Tuesday October 17th 2017

“Women Are Crazy Because Men Are A **holes”

Somewhat Recommended   How do we get young people to the theater? For little ones, we do fairy tales and nursery rhymes! For teen-agers, plays based on teen themes and for “young Adults” ( the 21-30 year olds), Sex! Cyur Studios, Very Adult Comedy, ” Women Are Crazy Because Men Are A**holes” is back in Chicago, after a successful run in Los Angeles ( of course) and a trial run last summer at our own Mercury Theatre on its way to “off-Broadway” in New York. The story is supposed to be about relationships and takes place in a day- a day that will go down in history for the five couples involved in this fast paced hour and 40 minutes of little scenes written by Brad T. Gottfred, who also directed this production. While there are some cute scenes, some of which designed to get a laugh just from the “shock” value, I find the entire production incomplete. The younger set in the opening night audience ( many of them friends of the performers) laughed at things that I did not  find funny. Anyone who has ever sat in an audience where I am present knows that I love to laugh. In fact, I never hold back despite Jane’s elbow. If it is funny, I will laugh. I did not find this as funny as it might have been.

The Greenhouse is an intimate space, one that should allow the audience to hear the actors , and yet I found that  Mandy ( JJ Nolan) used her voice to a disadvantage. She had some lines that might have been fun to hear but never projected to the back row and spoke way to fast. Why it is that young actresses seem to do a lot of this? Perhaps she will learn to make her words heard during the run. She has a great scene with her best friend,Nicole ( deftly handled by Mandy Henderson, who has no diction problem at all). This scene is hysterical, but for those of you who are not into “sex scenes” is one that deals with women in bed together. In fact, a lot of this  play’s little scenes are about sex and the title is a bit misleading in that the women in this script are crazy without the need to blame the men and their treatment of women.

The plot is about Nicole, a woman who has yet to find her “soull-mate) and the arrival of Dylan ( great comic timing by Kimani Shillingford) an internet  date who has come to meet her at last. She has invited all of her friends to meet him at a special brunch as she feels that he is THE man for her. There is no chemistry between them, but he finds her sister ( the adorable Deanna Smith) Bella far more to his liking. She however is dating Reynold ( Blake Boyd, who handles comedy with a great flair) who as it turns out is not ready for her at all. Mandy’s boyfriend ( a cutesy character played by Trevor Morgan) is somewhat bewildered and more of a teen-ager than a young adult.

The other two couples are Hilary ( Tunisia Hardison) and George ( Baxter Defy) who have just broken up but are coming to the brunch anyway, but they never make it- well, they make it! But not to the brunch, and Tim, ( Adam Schulmerich), Nicole’s brother and Phoenix ( Somer Benson, always a treat to watch on stage, but I find her facial jewelry distracting), about to break up. As you can see, none of these people are worthwhile and deserve any caring by any of us. Each character has his or her own problems and while you might find yourself laughing at some of the comic touches, for the most part, you will leave the theater being grateful that your life is not what you just witnessed on the stage. All of them are A**holes, with no real redeeming qualities.

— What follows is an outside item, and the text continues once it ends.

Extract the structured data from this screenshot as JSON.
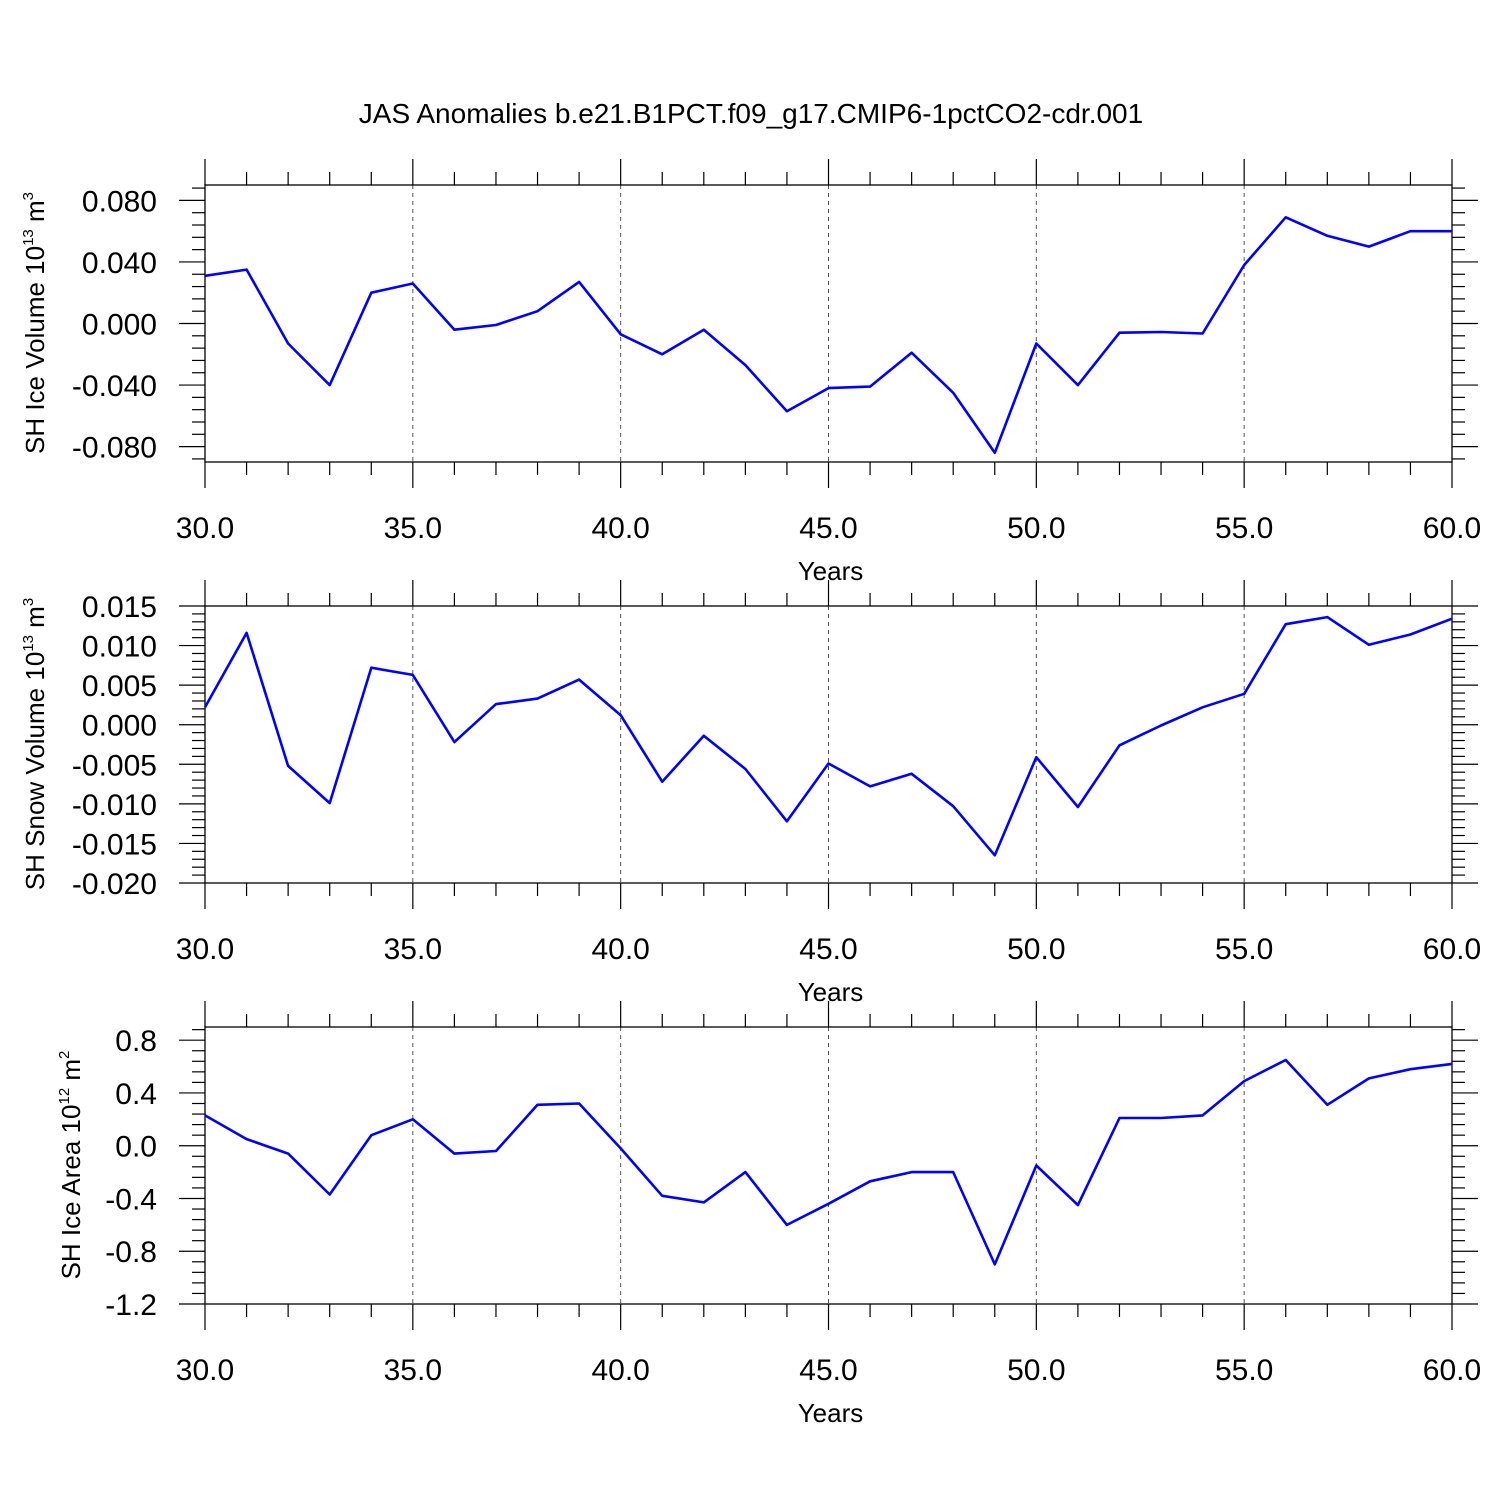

Some of these cast members will change before the show closes here on September 25th and heads to New York, but I doubt that a change in actors can make these characters any different than written.There are no credits for the set design or props  or even the lighting ( needs a little work), but the music producer , Corey Moss, uses wonderful music to set tones. The costumes ( again, no credit given) are kind of just clothes, but there is a reference to Apples ( all men have red shirts, or at least close) and oranges ( the women have something in the orange family), so they can play off the old expression “can’t compare apples and oranges” but with sexual overtones. If you enjoy pure escapism, love sexual innuendo and are in the aforementioned  age group, you might find this funny.

“A**holes” will continue at The Greenhouse Theater Center located at 2257 N. Lincoln Avenue ( a street just crawling with the right age group) through September 25th with performances as follows:

Thursdays and Fridays at 7:30 p.m. , Saturdays at 5 and 8:30 p.m. and Sundays at 5 p.m.

Tickets start at $29.69 ( another little inudendo) and are available at the box office, by phone at 773-404-7336 or online at www.greenhousetheater.org.